Biocontact, qui fête ce mois-ci ses 30 ans, s’est très vite forgé une place de premier choix dans la presse française bio pour devenir aujourd’hui un incontournable en la matière. Comment est né ce magazine ?

Tout est parti le jour où celle qui allait devenir mon épouse avait acheté une simple tarte aux légumes dans une épicerie bio à Paris. C’était à la fin des années 70. De fil en aiguille, manger bio et se soigner de façon plus naturelle nous est apparu comme une évidence. Après un séjour d’un an aux États-Unis pour approfondir nos connaissances, nous avons ouvert, en 1982, notre propre magasin bio à Montpellier. Nous éditions déjà des fiches dactylographiées pour expliquer à notre clientèle comment cuisiner tel ou tel produit peu connu. Il n’existait aucun média dans ce domaine à l’époque. Très vite l’envie de diffuser plus largement s’est fait jour en reprenant un bimestriel vendu sur abonnement, Le Compas, tiré à 4 000 exemplaires.

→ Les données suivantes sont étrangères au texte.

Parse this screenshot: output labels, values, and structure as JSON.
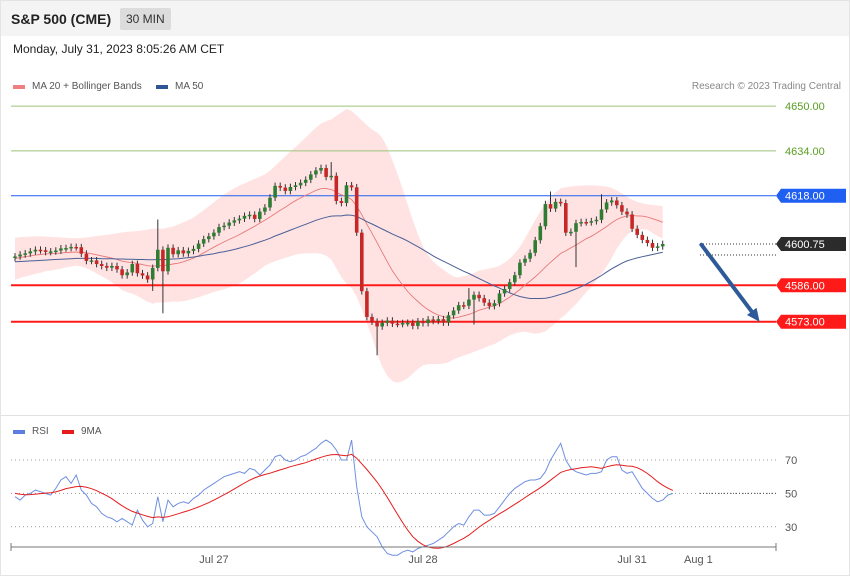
{
  "header": {
    "title": "S&P 500 (CME)",
    "timeframe": "30 MIN"
  },
  "date_text": "Monday, July 31, 2023 8:05:26 AM CET",
  "credit": "Research © 2023 Trading Central",
  "colors": {
    "bb_fill": "#ffd9d9",
    "ma20": "#e87878",
    "ma50": "#4a5f96",
    "bull": "#2e7d32",
    "bear": "#c62828",
    "resistance_green": "#9cc47a",
    "level_blue": "#1f5ff2",
    "level_red": "#ff1a1a",
    "rsi": "#6f8fe0",
    "rsi_ma": "#e51c1c",
    "arrow": "#2e5a9a"
  },
  "chart_data": [
    {
      "type": "candlestick",
      "legend": [
        {
          "name": "MA 20 + Bollinger Bands",
          "color": "#f08080"
        },
        {
          "name": "MA 50",
          "color": "#2f5597"
        }
      ],
      "ylim": [
        4551,
        4654
      ],
      "x_ticks": [
        {
          "label": "Jul 27",
          "i": 39
        },
        {
          "label": "Jul 28",
          "i": 80
        },
        {
          "label": "Jul 31",
          "i": 121
        },
        {
          "label": "Aug 1",
          "i": 134
        }
      ],
      "levels": [
        {
          "value": 4650.0,
          "label": "4650.00",
          "style": "green-text"
        },
        {
          "value": 4634.0,
          "label": "4634.00",
          "style": "green-text"
        },
        {
          "value": 4618.0,
          "label": "4618.00",
          "style": "blue-box"
        },
        {
          "value": 4600.75,
          "label": "4600.75",
          "style": "dark-box"
        },
        {
          "value": 4586.0,
          "label": "4586.00",
          "style": "red-box"
        },
        {
          "value": 4573.0,
          "label": "4573.00",
          "style": "red-box"
        }
      ],
      "close": [
        4596.3,
        4597,
        4597.4,
        4598.1,
        4598.7,
        4598.5,
        4597.9,
        4598.1,
        4598.4,
        4599.2,
        4599.3,
        4599.7,
        4599.6,
        4597.3,
        4594.7,
        4594.9,
        4593.6,
        4592.9,
        4592.3,
        4592.9,
        4591.7,
        4589.6,
        4590.6,
        4593.6,
        4590.3,
        4589.5,
        4588.1,
        4592.2,
        4598.7,
        4591,
        4599.4,
        4597.1,
        4598.5,
        4597.4,
        4598.3,
        4599,
        4600.9,
        4602.5,
        4603.5,
        4604.8,
        4606.8,
        4607.3,
        4608.4,
        4609.2,
        4609.8,
        4610.8,
        4611.2,
        4609.7,
        4612.3,
        4613.8,
        4617.3,
        4621.5,
        4620.9,
        4619.7,
        4621.1,
        4621.7,
        4622.6,
        4623.7,
        4625.6,
        4627,
        4627.9,
        4624.7,
        4625.1,
        4616.1,
        4615.4,
        4621.7,
        4621,
        4604.8,
        4583.9,
        4574.7,
        4573,
        4571.3,
        4572.6,
        4573.4,
        4572.3,
        4572.2,
        4572.5,
        4572.6,
        4571.5,
        4573.1,
        4572.5,
        4573.8,
        4573.3,
        4573.9,
        4572.7,
        4575.3,
        4577,
        4578.9,
        4578.7,
        4580.9,
        4582.6,
        4581.4,
        4579.8,
        4578.6,
        4579.6,
        4583.1,
        4584.7,
        4587.1,
        4589.6,
        4594.1,
        4595.5,
        4597.6,
        4602.1,
        4607.1,
        4615,
        4613.4,
        4615.8,
        4615.4,
        4604.8,
        4605.1,
        4608.2,
        4608.6,
        4608.5,
        4608.9,
        4609.4,
        4613.1,
        4615.6,
        4616.3,
        4614.6,
        4612.3,
        4611.3,
        4606.2,
        4604,
        4602.2,
        4601.1,
        4599.4,
        4599.9,
        4600.75
      ],
      "open": [
        4595.8,
        4596.3,
        4597,
        4597.4,
        4598.1,
        4598.7,
        4598.5,
        4597.9,
        4598.1,
        4598.4,
        4599.2,
        4599.3,
        4599.7,
        4599.6,
        4597.3,
        4594.7,
        4594.9,
        4593.6,
        4592.9,
        4592.3,
        4592.9,
        4591.7,
        4589.6,
        4590.6,
        4593.6,
        4590.3,
        4589.5,
        4588.1,
        4592.2,
        4598.7,
        4591,
        4599.4,
        4597.1,
        4598.5,
        4597.4,
        4598.3,
        4599,
        4600.9,
        4602.5,
        4603.5,
        4604.8,
        4606.8,
        4607.3,
        4608.4,
        4609.2,
        4609.8,
        4610.8,
        4611.2,
        4609.7,
        4612.3,
        4613.8,
        4617.3,
        4621.5,
        4620.9,
        4619.7,
        4621.1,
        4621.7,
        4622.6,
        4623.7,
        4625.6,
        4627,
        4627.9,
        4624.7,
        4625.1,
        4616.1,
        4615.4,
        4621.7,
        4621,
        4604.8,
        4583.9,
        4574.7,
        4573,
        4571.3,
        4572.6,
        4573.4,
        4572.3,
        4572.2,
        4572.5,
        4572.6,
        4571.5,
        4573.1,
        4572.5,
        4573.8,
        4573.3,
        4573.9,
        4572.7,
        4575.3,
        4577,
        4578.9,
        4578.7,
        4580.9,
        4582.6,
        4581.4,
        4579.8,
        4578.6,
        4579.6,
        4583.1,
        4584.7,
        4587.1,
        4589.6,
        4594.1,
        4595.5,
        4597.6,
        4602.1,
        4607.1,
        4615,
        4613.4,
        4615.8,
        4615.4,
        4604.8,
        4605.1,
        4608.2,
        4608.6,
        4608.5,
        4608.9,
        4609.4,
        4613.1,
        4615.6,
        4616.3,
        4614.6,
        4612.3,
        4611.3,
        4606.2,
        4604,
        4602.2,
        4601.1,
        4599.4,
        4599.9
      ],
      "wick_extremes": [
        {
          "i": 27,
          "value": 4584.0
        },
        {
          "i": 29,
          "value": 4576.0
        },
        {
          "i": 28,
          "value": 4609.5
        },
        {
          "i": 62,
          "value": 4630.0
        },
        {
          "i": 71,
          "value": 4561.0
        },
        {
          "i": 90,
          "value": 4572.0
        },
        {
          "i": 89,
          "value": 4585.0
        },
        {
          "i": 110,
          "value": 4592.5
        },
        {
          "i": 105,
          "value": 4619.5
        },
        {
          "i": 115,
          "value": 4618.5
        }
      ],
      "ma20": [
        4595.5,
        4595.9,
        4596.2,
        4596.5,
        4596.8,
        4597,
        4597.2,
        4597.3,
        4597.4,
        4597.5,
        4597.7,
        4597.8,
        4597.9,
        4597.8,
        4597.6,
        4597.3,
        4596.9,
        4596.5,
        4596.1,
        4595.7,
        4595.2,
        4594.6,
        4594.3,
        4594.1,
        4593.8,
        4593.4,
        4593,
        4592.8,
        4593.1,
        4593,
        4593.3,
        4593.6,
        4593.9,
        4594.4,
        4595,
        4595.7,
        4596.6,
        4597.6,
        4598.6,
        4599.6,
        4600.6,
        4601.5,
        4602.4,
        4603.2,
        4604.1,
        4605.1,
        4606.1,
        4607.1,
        4608.2,
        4609.3,
        4610.4,
        4611.6,
        4612.8,
        4613.9,
        4615.1,
        4616.2,
        4617.2,
        4618.1,
        4619,
        4619.9,
        4620.5,
        4620.6,
        4620.2,
        4619.3,
        4618.3,
        4617.8,
        4616.6,
        4614.3,
        4611.2,
        4607.8,
        4604.6,
        4601.2,
        4597.8,
        4594.4,
        4591.2,
        4588.5,
        4586.1,
        4583.8,
        4581.9,
        4580.2,
        4578.6,
        4577.3,
        4576.2,
        4575.4,
        4574.8,
        4574.4,
        4574.3,
        4574.6,
        4575.1,
        4575.6,
        4576.3,
        4577.1,
        4577.6,
        4578.2,
        4578.7,
        4579.5,
        4580.6,
        4581.8,
        4583.1,
        4584.5,
        4586.1,
        4587.5,
        4589,
        4590.7,
        4592.5,
        4594.2,
        4595.8,
        4597.4,
        4598.3,
        4599.4,
        4600.4,
        4601.5,
        4602.6,
        4603.5,
        4604.6,
        4605.8,
        4607,
        4608.3,
        4609.5,
        4610.3,
        4610.8,
        4610.9,
        4610.8,
        4610.7,
        4610.4,
        4609.8,
        4609.2,
        4608.5
      ],
      "bb_upper": [
        4603,
        4603.2,
        4603.3,
        4603.4,
        4603.5,
        4603.5,
        4603.4,
        4603.3,
        4603.2,
        4603.1,
        4603,
        4602.9,
        4602.8,
        4602.9,
        4603.1,
        4603.3,
        4603.6,
        4603.8,
        4604,
        4604.3,
        4604.6,
        4604.9,
        4605.1,
        4605.2,
        4605.4,
        4605.6,
        4605.9,
        4606.2,
        4606.3,
        4606.2,
        4606.6,
        4607,
        4607.7,
        4608.5,
        4609.3,
        4610.2,
        4611.5,
        4612.8,
        4614.2,
        4615.6,
        4617.1,
        4618.4,
        4619.6,
        4620.6,
        4621.6,
        4622.4,
        4623.2,
        4624,
        4624.8,
        4625.6,
        4626.9,
        4628.6,
        4630.4,
        4632,
        4633.8,
        4635.4,
        4637.1,
        4638.8,
        4640.6,
        4642.3,
        4643.8,
        4644.6,
        4645.2,
        4646.5,
        4647.7,
        4649,
        4648.2,
        4646.7,
        4644.9,
        4643.2,
        4641.6,
        4640.6,
        4638.7,
        4635.2,
        4630.6,
        4625.8,
        4620.5,
        4614.8,
        4609.3,
        4604.3,
        4599.8,
        4596.8,
        4594.5,
        4592.9,
        4591.6,
        4590.3,
        4589.1,
        4588.9,
        4589.3,
        4589.7,
        4590.4,
        4591.3,
        4591.6,
        4592,
        4592.4,
        4593,
        4594.1,
        4595.5,
        4597.4,
        4599.8,
        4602.8,
        4606,
        4609.3,
        4612.4,
        4615.4,
        4617.4,
        4619.2,
        4620.6,
        4621,
        4621.3,
        4621.5,
        4621.6,
        4621.7,
        4621.7,
        4621.6,
        4621.5,
        4621.3,
        4620.8,
        4619.9,
        4618.8,
        4617.6,
        4616.6,
        4615.8,
        4615.3,
        4614.9,
        4614.7,
        4614.5,
        4614.3
      ],
      "bb_lower": [
        4588,
        4588.6,
        4589.1,
        4589.6,
        4590.1,
        4590.5,
        4591,
        4591.3,
        4591.6,
        4591.9,
        4592.4,
        4592.7,
        4593,
        4592.7,
        4592.1,
        4591.3,
        4590.2,
        4589.2,
        4588.2,
        4587.1,
        4585.8,
        4584.3,
        4583.5,
        4583,
        4582.2,
        4581.2,
        4580.1,
        4579.4,
        4579.9,
        4579.8,
        4580,
        4580.2,
        4580.1,
        4580.3,
        4580.7,
        4581.2,
        4581.7,
        4582.4,
        4583,
        4583.6,
        4584.1,
        4584.6,
        4585.2,
        4585.8,
        4586.6,
        4587.8,
        4589,
        4590.2,
        4591.6,
        4593,
        4593.9,
        4594.6,
        4595.2,
        4595.8,
        4596.4,
        4597,
        4597.3,
        4597.4,
        4597.4,
        4597.5,
        4597.2,
        4596.6,
        4595.2,
        4592.1,
        4588.9,
        4586.6,
        4585,
        4581.9,
        4577.5,
        4572.4,
        4567.6,
        4561.8,
        4556.9,
        4553.6,
        4551.8,
        4551.2,
        4551.7,
        4552.8,
        4554.5,
        4556.1,
        4557.4,
        4557.8,
        4557.9,
        4557.9,
        4558,
        4558.5,
        4559.5,
        4560.3,
        4560.9,
        4561.5,
        4562.2,
        4562.9,
        4563.6,
        4564.4,
        4565,
        4566,
        4567.1,
        4568.1,
        4568.8,
        4569.2,
        4569.4,
        4569,
        4568.7,
        4569,
        4569.6,
        4571,
        4572.4,
        4574.2,
        4575.6,
        4577.5,
        4579.3,
        4581.4,
        4583.5,
        4585.3,
        4587.6,
        4590.1,
        4592.7,
        4595.8,
        4599.1,
        4601.8,
        4604,
        4605.2,
        4605.8,
        4606,
        4605.9,
        4604.7,
        4603.5,
        4602.7
      ],
      "ma50": [
        4594.4,
        4594.5,
        4594.6,
        4594.7,
        4594.8,
        4594.9,
        4595,
        4595.1,
        4595.2,
        4595.3,
        4595.4,
        4595.5,
        4595.6,
        4595.6,
        4595.6,
        4595.6,
        4595.6,
        4595.5,
        4595.5,
        4595.5,
        4595.4,
        4595.4,
        4595.3,
        4595.3,
        4595.2,
        4595.2,
        4595.1,
        4595.1,
        4595.2,
        4595.1,
        4595.3,
        4595.4,
        4595.5,
        4595.7,
        4595.9,
        4596.1,
        4596.4,
        4596.7,
        4597,
        4597.3,
        4597.7,
        4598,
        4598.4,
        4598.8,
        4599.3,
        4599.8,
        4600.3,
        4600.9,
        4601.5,
        4602.1,
        4602.8,
        4603.6,
        4604.3,
        4605,
        4605.7,
        4606.4,
        4607.1,
        4607.8,
        4608.5,
        4609.2,
        4609.8,
        4610.3,
        4610.7,
        4610.8,
        4610.8,
        4611.1,
        4611,
        4610.6,
        4609.7,
        4608.7,
        4607.9,
        4607,
        4606.1,
        4605.2,
        4604.3,
        4603.5,
        4602.7,
        4601.8,
        4600.8,
        4599.8,
        4598.7,
        4597.6,
        4596.5,
        4595.5,
        4594.6,
        4593.7,
        4592.8,
        4591.9,
        4591,
        4590.2,
        4589.3,
        4588.4,
        4587.5,
        4586.6,
        4585.8,
        4585,
        4584.1,
        4583.3,
        4582.6,
        4582,
        4581.6,
        4581.3,
        4581.3,
        4581.3,
        4581.4,
        4581.7,
        4582.2,
        4582.8,
        4583.3,
        4584,
        4584.7,
        4585.5,
        4586.4,
        4587.4,
        4588.4,
        4589.5,
        4590.7,
        4591.9,
        4592.9,
        4593.9,
        4594.7,
        4595.3,
        4595.8,
        4596.2,
        4596.6,
        4597,
        4597.4,
        4597.8
      ],
      "forecast_arrow": {
        "from": {
          "i": 134,
          "value": 4600.5
        },
        "to": {
          "i": 146,
          "value": 4573.0
        }
      }
    },
    {
      "type": "line",
      "legend": [
        {
          "name": "RSI",
          "color": "#5b7fe0"
        },
        {
          "name": "9MA",
          "color": "#e51c1c"
        }
      ],
      "ylim": [
        12,
        90
      ],
      "y_ticks": [
        {
          "value": 70,
          "label": "70"
        },
        {
          "value": 50,
          "label": "50"
        },
        {
          "value": 30,
          "label": "30"
        }
      ],
      "rsi": [
        48,
        46,
        49,
        50,
        52,
        51,
        50,
        49,
        53,
        58,
        60,
        56,
        61,
        52,
        49,
        44,
        42,
        38,
        36,
        35,
        33,
        35,
        33,
        31,
        40,
        34,
        30,
        32,
        48,
        33,
        46,
        42,
        44,
        45,
        44,
        47,
        49,
        52,
        54,
        56,
        58,
        60,
        61,
        62,
        63,
        62,
        65,
        64,
        61,
        64,
        67,
        72,
        73,
        70,
        69,
        70,
        72,
        73,
        75,
        77,
        80,
        82,
        80,
        76,
        70,
        70,
        82,
        54,
        36,
        30,
        27,
        24,
        18,
        14,
        13,
        13,
        15,
        16,
        15,
        17,
        18,
        19,
        20,
        22,
        24,
        27,
        30,
        32,
        31,
        36,
        40,
        40,
        37,
        37,
        38,
        42,
        46,
        50,
        53,
        55,
        57,
        58,
        58,
        59,
        63,
        70,
        75,
        80,
        70,
        65,
        63,
        62,
        61,
        62,
        62,
        63,
        70,
        72,
        72,
        64,
        62,
        63,
        58,
        53,
        50,
        47,
        45,
        46,
        49,
        50
      ],
      "rsi_ma": [
        50,
        49.5,
        49.2,
        49.3,
        49.6,
        49.9,
        50.2,
        50.4,
        50.9,
        51.8,
        52.9,
        53.5,
        54.1,
        54.2,
        53.7,
        52.8,
        51.6,
        50.1,
        48.6,
        46.8,
        44.7,
        42.6,
        40.8,
        39.2,
        38.2,
        37.2,
        36.2,
        35.5,
        35.9,
        35.6,
        36,
        36.9,
        37.8,
        38.8,
        39.7,
        40.8,
        41.9,
        43.2,
        44.5,
        46,
        47.6,
        49.2,
        50.9,
        52.7,
        54.5,
        56.2,
        57.9,
        59.3,
        60.4,
        61.3,
        62.1,
        63.1,
        64.1,
        65,
        66,
        66.8,
        67.6,
        68.4,
        69.5,
        70.6,
        71.6,
        72.5,
        73.1,
        73.3,
        72.9,
        72.5,
        73.4,
        71.1,
        67.7,
        64.3,
        60.6,
        56.8,
        52.4,
        47.6,
        42.5,
        37.5,
        32.6,
        28,
        24.1,
        21.3,
        19.2,
        17.9,
        17.3,
        17.2,
        17.6,
        18.6,
        20,
        21.6,
        23.1,
        25,
        27.4,
        29.8,
        31.9,
        33.9,
        35.9,
        37.8,
        39.6,
        41.5,
        43.5,
        45.4,
        47.5,
        49.5,
        51.4,
        53.4,
        55.5,
        57.9,
        60.2,
        62.6,
        63.6,
        64.3,
        64.8,
        65.3,
        65.7,
        65.9,
        65.5,
        65,
        65.9,
        66.7,
        67.2,
        66.8,
        66.4,
        66.2,
        65.4,
        63.9,
        61.9,
        59.6,
        57,
        54.9,
        53.2,
        51.8
      ]
    }
  ]
}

Un mensuel, distribué gratuitement dans les magasins bio. Pourquoi le choix de ce modèle économique ?

Avec Le Compas, j’ai vite réalisé que je tournais en rond, j’étais contraint de me limiter à des sujets conformes aux attentes d’un lectorat déjà convaincu et ultra ciblé. Il fallait donc trouver un autre modèle économique pour atteindre un lectorat plus large et proposer des thèmes plus variés. La gratuité était la solution car le prix d’un magazine ne devait pas constituer un frein à la lecture. Pourquoi dans les magasins bio ? Parce que je connaissais bien ce réseau et les attentes des consommateurs. Ainsi est d’abord né le Lien diététique, un tabloïd bimensuel qui hélas n’a pas duré. Peu après, en 1991, sortait le premier numéro Biocontact au format magazine que l’on connaît aujourd’hui.

Alimentation saine, agriculture biologique, écologie, santé au naturel, consommation responsable… la ligne éditoriale n’a pas changé depuis 30 ans et s’est même révélée plus pertinente d’année en année. Quels changements avez-vous noté dans nos modes de vie ?

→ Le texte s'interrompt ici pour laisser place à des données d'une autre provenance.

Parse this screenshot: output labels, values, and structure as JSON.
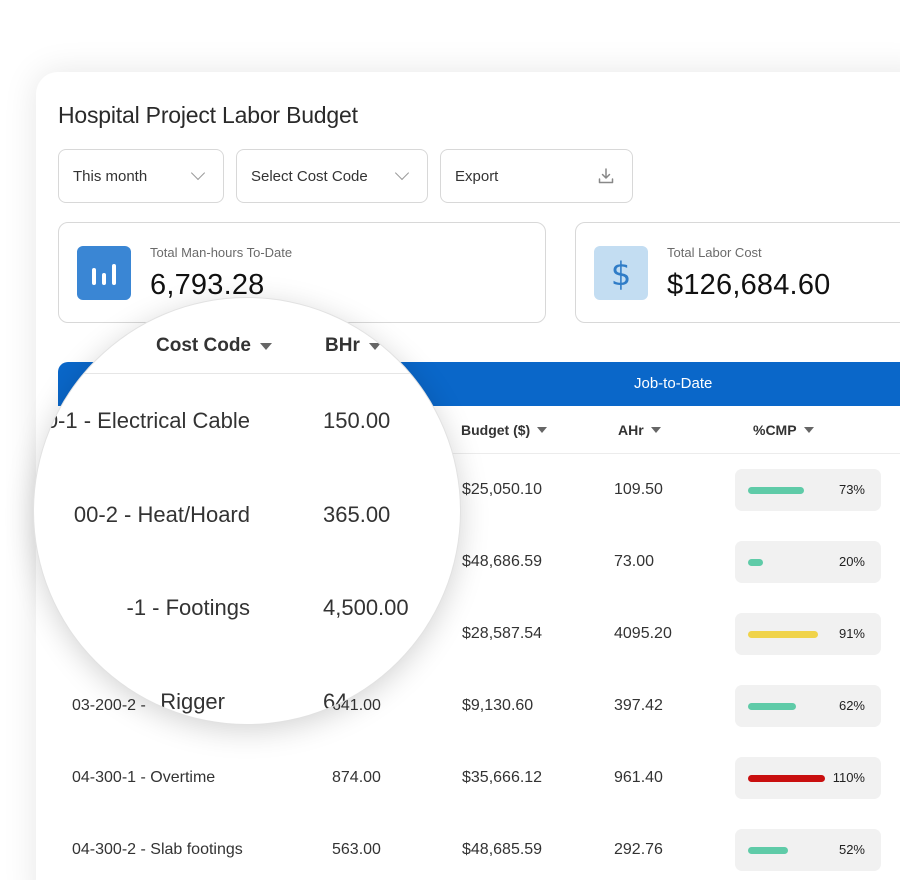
{
  "page": {
    "title": "Hospital Project Labor Budget"
  },
  "controls": {
    "period_label": "This month",
    "cost_code_label": "Select Cost Code",
    "export_label": "Export"
  },
  "kpis": {
    "manhours": {
      "label": "Total Man-hours To-Date",
      "value": "6,793.28",
      "icon": "bar-chart-icon",
      "icon_color": "#3a86d4"
    },
    "cost": {
      "label": "Total Labor Cost",
      "value": "$126,684.60",
      "icon": "dollar-icon",
      "icon_color": "#c3ddf2"
    }
  },
  "table": {
    "band_label": "Job-to-Date",
    "headers": {
      "budget": "Budget ($)",
      "ahr": "AHr",
      "cmp": "%CMP"
    },
    "rows": [
      {
        "cost_code": "",
        "bhr": "",
        "budget": "$25,050.10",
        "ahr": "109.50",
        "cmp": "73%",
        "fill": 0.73,
        "color": "#5fcba8"
      },
      {
        "cost_code": "",
        "bhr": "",
        "budget": "$48,686.59",
        "ahr": "73.00",
        "cmp": "20%",
        "fill": 0.2,
        "color": "#5fcba8"
      },
      {
        "cost_code": "",
        "bhr": "",
        "budget": "$28,587.54",
        "ahr": "4095.20",
        "cmp": "91%",
        "fill": 0.91,
        "color": "#f0d34a"
      },
      {
        "cost_code": "03-200-2 -",
        "bhr": "641.00",
        "budget": "$9,130.60",
        "ahr": "397.42",
        "cmp": "62%",
        "fill": 0.62,
        "color": "#5fcba8"
      },
      {
        "cost_code": "04-300-1 - Overtime",
        "bhr": "874.00",
        "budget": "$35,666.12",
        "ahr": "961.40",
        "cmp": "110%",
        "fill": 1.0,
        "color": "#c90f0f"
      },
      {
        "cost_code": "04-300-2 - Slab footings",
        "bhr": "563.00",
        "budget": "$48,685.59",
        "ahr": "292.76",
        "cmp": "52%",
        "fill": 0.52,
        "color": "#5fcba8"
      }
    ]
  },
  "magnifier": {
    "headers": {
      "cost_code": "Cost Code",
      "bhr": "BHr"
    },
    "rows": [
      {
        "cost_code": "0-1  - Electrical Cable",
        "bhr": "150.00"
      },
      {
        "cost_code": "00-2 -  Heat/Hoard",
        "bhr": "365.00"
      },
      {
        "cost_code": "-1 -  Footings",
        "bhr": "4,500.00"
      },
      {
        "cost_code": "Rigger",
        "bhr": "64"
      }
    ]
  }
}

Le temps pionnier où les consommateurs bio et écolos, certes parfois baba cool et ultra militants, étaient considérés avec amusement, parfois avec dédain, est révolu. Aujourd’hui, les grands médias ont intégré ces thèmes-là. Un changement radical de mentalité s’est opéré, même si dans les faits ces nouveaux idéaux ne sont pas toujours mis en pratique. Il n’est que de voir l’apparition des chaînes de magasins bio et l’appétit croissant des grandes surfaces pour ce secteur. Heureusement, les magasins bio indépendants de centre-ville résistent encore.

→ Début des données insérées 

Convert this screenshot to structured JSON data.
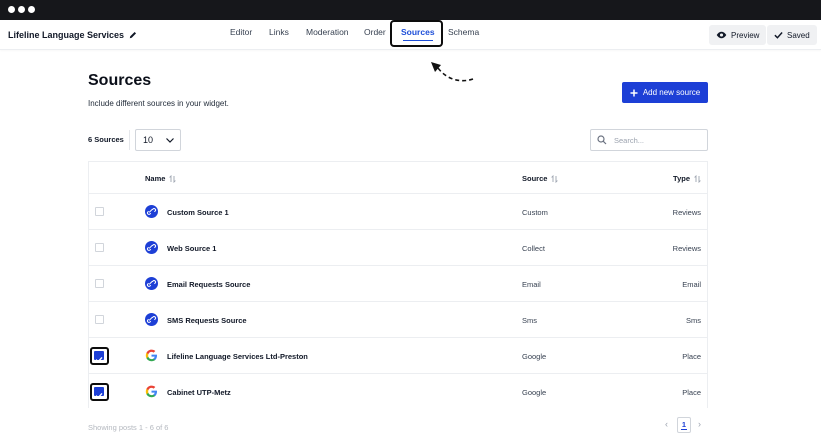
{
  "project": {
    "name": "Lifeline Language Services"
  },
  "tabs": [
    {
      "label": "Editor"
    },
    {
      "label": "Links"
    },
    {
      "label": "Moderation"
    },
    {
      "label": "Order"
    },
    {
      "label": "Sources"
    },
    {
      "label": "Schema"
    }
  ],
  "actions": {
    "preview_label": "Preview",
    "saved_label": "Saved"
  },
  "page": {
    "title": "Sources",
    "subtitle": "Include different sources in your widget.",
    "add_button": "Add new source"
  },
  "toolbar": {
    "count_label": "6 Sources",
    "per_page": "10",
    "search_placeholder": "Search..."
  },
  "table": {
    "columns": {
      "name": "Name",
      "source": "Source",
      "type": "Type"
    },
    "rows": [
      {
        "name": "Custom Source 1",
        "source": "Custom",
        "type": "Reviews",
        "icon": "link-icon",
        "checked": false
      },
      {
        "name": "Web Source 1",
        "source": "Collect",
        "type": "Reviews",
        "icon": "link-icon",
        "checked": false
      },
      {
        "name": "Email Requests Source",
        "source": "Email",
        "type": "Email",
        "icon": "link-icon",
        "checked": false
      },
      {
        "name": "SMS Requests Source",
        "source": "Sms",
        "type": "Sms",
        "icon": "link-icon",
        "checked": false
      },
      {
        "name": "Lifeline Language Services Ltd-Preston",
        "source": "Google",
        "type": "Place",
        "icon": "google-icon",
        "checked": true
      },
      {
        "name": "Cabinet UTP-Metz",
        "source": "Google",
        "type": "Place",
        "icon": "google-icon",
        "checked": true
      }
    ]
  },
  "footer": {
    "showing": "Showing posts 1 - 6 of 6",
    "current_page": "1",
    "prev_glyph": "‹",
    "next_glyph": "›"
  },
  "colors": {
    "accent": "#1d3fd6",
    "titlebar": "#16171b",
    "highlight_frame": "#0d0d0d"
  }
}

De nombreux lecteurs sont en demande de numéros passés, je pense en particulier à ceux sur les vaccins et la vache folle. Certaines thématiques plaisent ou interpellent plus que d’autres. Au cours de ces années, qu’avez-vous remarqué quant aux attentes de nos lecteurs ?

Certains thèmes ont en effet connu un succès foudroyant, comme le lait ou le microbiote. Preuve que nos lecteurs plébiscitent avant tout les thèmes de santé naturelle plus que ceux liés à la préservation de notre planète. Nos dossiers du mois ont toujours été construits autour d’une thématique déclinée sous différents angles, chacun rédigé par un spécialiste. C’est notre marque de fabrique. Exemples : les protéines végétales, le papier recyclé, le sel, les dents et bien d’autres… Je les ai toujours voulus les plus complets possibles pour qu’ils constituent des références indémodables. C’est pourquoi la demande d’anciens numéros ne faiblit pas. Aussi nous rééditons régulièrement certains sujets, de manière réactualisée bien sûr, quand ils sont épuisés.

La crise du Covid a été rude pour la presse et Biocontact n’a pas été épargné, mais il semblerait qu’elle ait aussi fait apparaître de nouvelles tendances de consommation, notamment sur la bio. Fallait-il traverser cette épreuve pour prendre conscience de ces enjeux ?

Toute l’économie a été impactée, et Biocontact n’a pas fait exception. Cependant, il se trouve que le premier confinement a poussé nombre de personnes à questionner leur mode de vie, leur façon de travailler et de consommer, elles ont ressenti le besoin de se mettre au vert, de resserrer les liens avec leurs proches, de prendre leur santé en main, mais aussi de reconsidérer leur alimentation. Crise ou pas crise, la clientèle bio connaît une croissance continue, et c’est tant mieux. Une nouvelle prise de conscience est en train de prendre forme sous nos yeux. Et Biocontact ne manquera pas ce rendez-vous.

Une anecdote à nous faire partager ?

Savez-vous d’où vient le nom de notre magazine ? Je voulais absolument éviter la lettre e, souvent muette en français, et privilégier les consonances fortes, aisément mémorisables et compréhensibles dans toutes les langues européennes. D’où le « bio », la vie en grec, et le « contact », pour rester proche des lecteurs.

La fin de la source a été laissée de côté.